15 Let the peace of Christ rule in your hearts, since as members of one body you were called to peace. And be thankful. 16 Let the message of Christ dwell among you richly as you teach and admonish one another with all wisdom through psalms, hymns, and songs from the Spirit, singing to God with gratitude in your hearts. 17 And whatever you do, whether in word or deed, do it all in the name of the Lord Jesus, giving thanks to God the Father through him.
Lord, I come to you with thankfulness for how you’ve created me. I praise you for your faithfulness and love. Come now through your Holy Spirit and help me to pray. Thank you for your word, which gives me life and truth. Make it come alive to me, that I might know you better and share your love more faithfully.
Lord God, I ask that you’d help me to set my heart on you. Not, Lord, on earthly things. It’s so easy to look at the things of this earth and get bogged down in them. Or even to glory in them, for you have made them with such care and beauty. But you are there, Christ, seated at the right hand of God. You call me to think on heavenly things. To know that this earth is not all that there is. I’m so grateful that through your Spirit I’ve died to my old self, and my life is now hidden with Christ in God. And I know that when Christ comes, who is my life, then I’ll appear with him in glory. Alleluia!
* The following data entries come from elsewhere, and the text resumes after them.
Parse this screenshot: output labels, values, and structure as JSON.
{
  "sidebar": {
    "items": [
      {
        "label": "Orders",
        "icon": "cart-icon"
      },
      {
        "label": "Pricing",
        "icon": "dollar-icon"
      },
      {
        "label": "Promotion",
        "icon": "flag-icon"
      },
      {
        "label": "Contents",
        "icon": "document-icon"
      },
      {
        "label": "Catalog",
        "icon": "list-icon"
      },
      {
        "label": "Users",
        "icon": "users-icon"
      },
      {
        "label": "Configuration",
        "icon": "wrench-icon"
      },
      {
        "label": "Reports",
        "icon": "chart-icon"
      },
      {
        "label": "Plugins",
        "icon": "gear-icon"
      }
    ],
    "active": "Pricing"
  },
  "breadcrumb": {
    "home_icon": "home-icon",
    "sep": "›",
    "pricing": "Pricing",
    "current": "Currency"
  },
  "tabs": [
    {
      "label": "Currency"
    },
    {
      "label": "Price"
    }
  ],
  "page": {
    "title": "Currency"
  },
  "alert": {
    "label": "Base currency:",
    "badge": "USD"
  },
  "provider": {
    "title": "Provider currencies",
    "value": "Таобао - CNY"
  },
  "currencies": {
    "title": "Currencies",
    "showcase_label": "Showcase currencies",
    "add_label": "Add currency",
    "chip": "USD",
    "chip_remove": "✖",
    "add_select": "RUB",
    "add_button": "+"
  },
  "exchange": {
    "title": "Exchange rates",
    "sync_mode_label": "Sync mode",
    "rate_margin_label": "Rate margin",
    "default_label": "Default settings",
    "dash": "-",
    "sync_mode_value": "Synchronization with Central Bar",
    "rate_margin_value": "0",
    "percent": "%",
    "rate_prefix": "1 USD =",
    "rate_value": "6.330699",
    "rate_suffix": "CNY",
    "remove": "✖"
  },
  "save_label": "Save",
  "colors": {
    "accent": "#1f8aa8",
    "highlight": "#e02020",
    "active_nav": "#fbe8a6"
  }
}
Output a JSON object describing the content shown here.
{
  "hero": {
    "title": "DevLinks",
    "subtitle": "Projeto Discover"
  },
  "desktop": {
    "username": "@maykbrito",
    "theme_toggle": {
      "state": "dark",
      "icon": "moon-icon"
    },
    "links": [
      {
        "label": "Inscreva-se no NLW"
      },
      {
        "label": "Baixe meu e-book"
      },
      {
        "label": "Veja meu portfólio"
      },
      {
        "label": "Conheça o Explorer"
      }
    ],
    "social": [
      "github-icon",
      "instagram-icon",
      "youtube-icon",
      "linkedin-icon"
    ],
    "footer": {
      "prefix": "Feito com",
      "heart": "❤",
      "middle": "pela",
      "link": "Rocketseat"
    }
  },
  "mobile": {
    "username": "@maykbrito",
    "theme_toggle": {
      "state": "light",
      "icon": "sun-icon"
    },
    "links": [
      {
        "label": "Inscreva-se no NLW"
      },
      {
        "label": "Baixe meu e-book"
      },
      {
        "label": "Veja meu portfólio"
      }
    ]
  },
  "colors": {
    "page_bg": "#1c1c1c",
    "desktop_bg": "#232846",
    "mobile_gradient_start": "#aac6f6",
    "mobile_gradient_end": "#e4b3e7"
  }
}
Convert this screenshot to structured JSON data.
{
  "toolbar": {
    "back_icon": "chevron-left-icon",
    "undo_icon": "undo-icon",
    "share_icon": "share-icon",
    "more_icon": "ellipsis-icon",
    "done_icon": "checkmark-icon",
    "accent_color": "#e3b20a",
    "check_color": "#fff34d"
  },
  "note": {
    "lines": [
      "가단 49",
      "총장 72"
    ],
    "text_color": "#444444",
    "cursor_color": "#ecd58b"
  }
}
Help me put to death whatever belongs to my earthly nature – sexual immorality, lust, greed. These actions are idolatry, and because of them, I know the wrath of God will come. I say with Paul that I used to walk in these ways in the life I once lived. But now I know that I must rid myself of all such things as anger, rage, malice, slander, and filthy language from my lips. Lord, these are things that come easily to me, and I repent and say sorry for the ways I let my mouth take over. For the ways I rage and lose my temper. Forgive me please. I know too that I shouldn’t lie to anyone else, for I’ve taken off my old self with its practices and have put on the new self, which you renew in knowledge in the image of you, God, my creator. There’s no division between people for Christ is all, and is in all. No division! No divide based on class or race. No inner group or newbies. Christ is all and is in all. Christ is all!
I know therefore that as God’s chosen person, one who is holy and dearly loved, I put on the clothes of compassion, kindness, humility, gentleness, and patience. I put these on, Lord. I put on the cloak of compassion, which you will help to ooze out of me when I see someone in need or hurting. The hat of kindness, that I might notice others instead of being wrapped up in myself. The sweater of humility, that I might be willing to give of myself to others, seeing them as your daughters and sons. The trousers of patience – please, I pray, slow down my eager legs. The gloves of gentleness, to spread your loving touch.
Help me to forgive as you’ve forgiven me. And over all of these virtues, I clothe myself in your love. I shower in love. I wrap myself in love. You are love and you fill me with love. Bind me together with my fellow sisters and brothers in perfect unity.
Let the peace of Christ rule in my heart, for you’ve called me to peace. I am thankful, Lord, for the amazing ways you’ve worked in my heart and mind.
Let your message, Christ, dwell among us richly today. Help me to teach and admonish others in your name, with wisdom, through gratitude and song. Help me to do whatever I do in your word and deed, all in the name of Jesus Christ, giving thanks to you.